Takunda Muzondiwa, originally from Zimbabwe, demonstrates the power of the spoken word, and even more so through her lived experience. Following her participation in the annual national Race Unity Speech Competition, Takunda’s spoken word poetry continues to make waves nationally and globally. She is currently a second year university student pursuing a Bachelor of Laws and Sociology.

Sam Orchard is a queer and trans comic artist. He creates media and resources that celebrate difference and complexity. His comics and resources about sexuality, sex and gender have been used internationally by SOGI advocates. Sam is currently working on his first full- length graphic novel and is working at the Alexander Turnbull Library as the Assistant Curator for Cartoons and Comics.

essa may ranapiri: (they/them/ia) ko tainui te waka / ko tararua te maunga / ko waikawa rāua ko manakau ngā awa / ko ngāti raukawa te iwi / ko ngāti wehi wehi te hapū / ko wehi wehi te marae / he kaituhi ia e noho ana i te whenua o te ngāti wairere / nā ia i tuhi te pukapuka toikupu ransack (VUP) / they will write until they’re dead.

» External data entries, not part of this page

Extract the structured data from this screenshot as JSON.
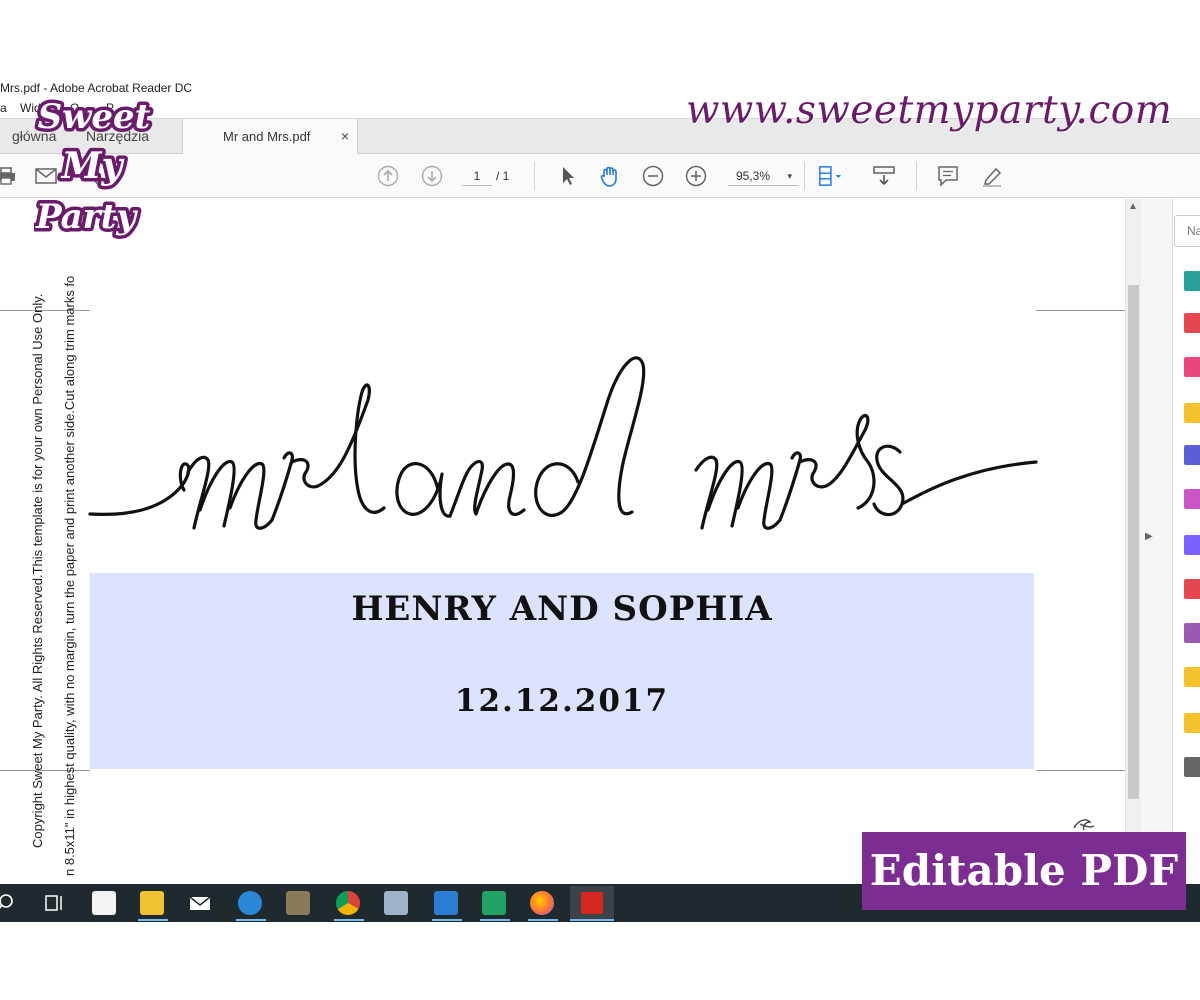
{
  "window": {
    "title": "Mrs.pdf - Adobe Acrobat Reader DC"
  },
  "menu": {
    "items": [
      "a",
      "Wido",
      "O",
      "P"
    ]
  },
  "tabs": {
    "home": "główna",
    "tools": "Narzędzia",
    "document": "Mr and Mrs.pdf",
    "close": "×"
  },
  "toolbar": {
    "page_current": "1",
    "page_total": "/ 1",
    "zoom": "95,3%",
    "zoom_arrow": "▾"
  },
  "right_pane": {
    "search_placeholder": "Na"
  },
  "document": {
    "script_title": "mr and mrs",
    "couple_names": "HENRY AND SOPHIA",
    "date": "12.12.2017",
    "copyright_line": "Copyright Sweet My Party. All Rights Reserved.This template is for your own Personal Use Only.",
    "print_line": "n 8.5x11\" in highest quality, with no margin, turn the paper and print another side.Cut along trim marks fo"
  },
  "overlays": {
    "website": "www.sweetmyparty.com",
    "logo_lines": [
      "Sweet",
      "My",
      "Party"
    ],
    "badge": "Editable PDF"
  },
  "colors": {
    "brand_purple": "#7b2d91",
    "url_purple": "#6a1b6b",
    "banner_blue": "#dce3fe",
    "taskbar": "#1f2a2e",
    "acrobat_red": "#d7261e"
  },
  "icons": {
    "toolbar": [
      "print-icon",
      "email-icon",
      "search-icon",
      "page-up-icon",
      "page-down-icon",
      "select-arrow-icon",
      "hand-icon",
      "zoom-out-icon",
      "zoom-in-icon",
      "fit-page-icon",
      "scroll-mode-icon",
      "comment-icon",
      "highlight-icon"
    ],
    "taskbar": [
      "search-icon",
      "task-view-icon",
      "store-icon",
      "file-explorer-icon",
      "mail-icon",
      "chat-icon",
      "photos-icon",
      "chrome-icon",
      "app-icon",
      "word-icon",
      "sheets-icon",
      "firefox-icon",
      "acrobat-icon"
    ]
  }
}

Randa (real name Mainard Larkin) is a rapper. After high school, they began writing songs about home-cooked dishes, and navigating life as a non-binary trans person. They have been winning over hearts ever since the release of their first project, ‘Rangers EP’. Opening for artists such as Grimes and Le1f, Randa’s live set has proven to be an exciting and captivating extension of a fascinating online music persona.

Rebecca K Reilly (Ngāti Hine, Ngātiwai) is a writer from Tāmaki Makaurau/Auckland. Her first novel Greta & Valdin was published in 2021 by VUP. In 2019 she won the Adam Foundation Prize in Creative Writing. Her writing has been described as ‘crackingly good’ in The Listener, ‘not on trend but welcome’ in North & South, and ‘pointless’ on Goodreads.

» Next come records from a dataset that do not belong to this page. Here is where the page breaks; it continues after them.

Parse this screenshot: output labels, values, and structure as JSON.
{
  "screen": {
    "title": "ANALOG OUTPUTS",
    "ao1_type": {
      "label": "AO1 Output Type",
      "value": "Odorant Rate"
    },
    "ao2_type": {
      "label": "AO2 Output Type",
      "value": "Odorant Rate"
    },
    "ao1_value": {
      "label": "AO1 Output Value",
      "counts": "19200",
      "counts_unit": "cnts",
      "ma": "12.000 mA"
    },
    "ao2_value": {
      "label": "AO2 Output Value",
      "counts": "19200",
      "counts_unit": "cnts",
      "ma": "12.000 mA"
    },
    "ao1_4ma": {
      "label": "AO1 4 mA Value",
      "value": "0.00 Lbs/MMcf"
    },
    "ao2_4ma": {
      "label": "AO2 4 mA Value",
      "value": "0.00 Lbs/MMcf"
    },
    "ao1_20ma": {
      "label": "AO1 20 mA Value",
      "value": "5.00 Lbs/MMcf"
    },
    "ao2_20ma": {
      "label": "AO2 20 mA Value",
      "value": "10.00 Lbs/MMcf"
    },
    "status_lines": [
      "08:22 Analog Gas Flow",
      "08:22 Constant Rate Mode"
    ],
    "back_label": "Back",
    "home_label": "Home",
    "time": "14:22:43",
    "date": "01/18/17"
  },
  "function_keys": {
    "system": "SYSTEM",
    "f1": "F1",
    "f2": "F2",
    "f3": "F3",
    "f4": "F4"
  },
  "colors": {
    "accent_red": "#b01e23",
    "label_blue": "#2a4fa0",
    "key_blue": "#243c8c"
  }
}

Rhion (he/they) works as a Kaimahi for CAYAD (Community Action on Youth and Drugs) and is passionate about systems change, design thinking and a health-based approach to drug and alcohol reform. He likes to read (everything), dance, make music, garden, hike, and travel to distant and not so distant places. Rhi is a qualified librarian, a westie and a proud non-binary, transmasculine person.

Ruby Solly (Kāi Tahu, Kāti Māmoe, Waitaha) is a Takatāpui writer, taonga pūoro practitioner, music therapist and musician living in Pōneke/Wellington. In 2020 she released her debut album ‘Pōneke’, which explores how we converse with the environment and its histories, with a focus on tribal migrations. Ruby’s first book Tōku Pāpā was released by VUP in 2021, the same year Ruby was curator Māori for Auckland Writers Festival.

Samuel Te Kani is a freelance writer based in Auckland. Having dabbled in sex journalism, he also writes critically on art and cinema, and has most recently become a peddler of horny fiction that draws on various science-fiction and fantasy traditions in attempts to elevate both erotica and uses of genre. Hailing from Northland originally, he only misses it in the summer when poor inner-city excuses for beaches are marbled with effluent and/or used condoms (the latter he can take or leave). In his spare time he reads tarot for an expanding circle of intimates in the hopes of becoming Auckland’s own Jodorowsky-esque puppet-master.

Chris Tse (he/him) is the author of How to be Dead in a Year of Snakes and HE’S SO MASC, and co-editor (with Emma Barnes) of Out Here: An anthology of Takatāpui and LGBTQIA+ writers from Aotearoa. His third poetry collection, Super Model Minority, will be published in early 2022.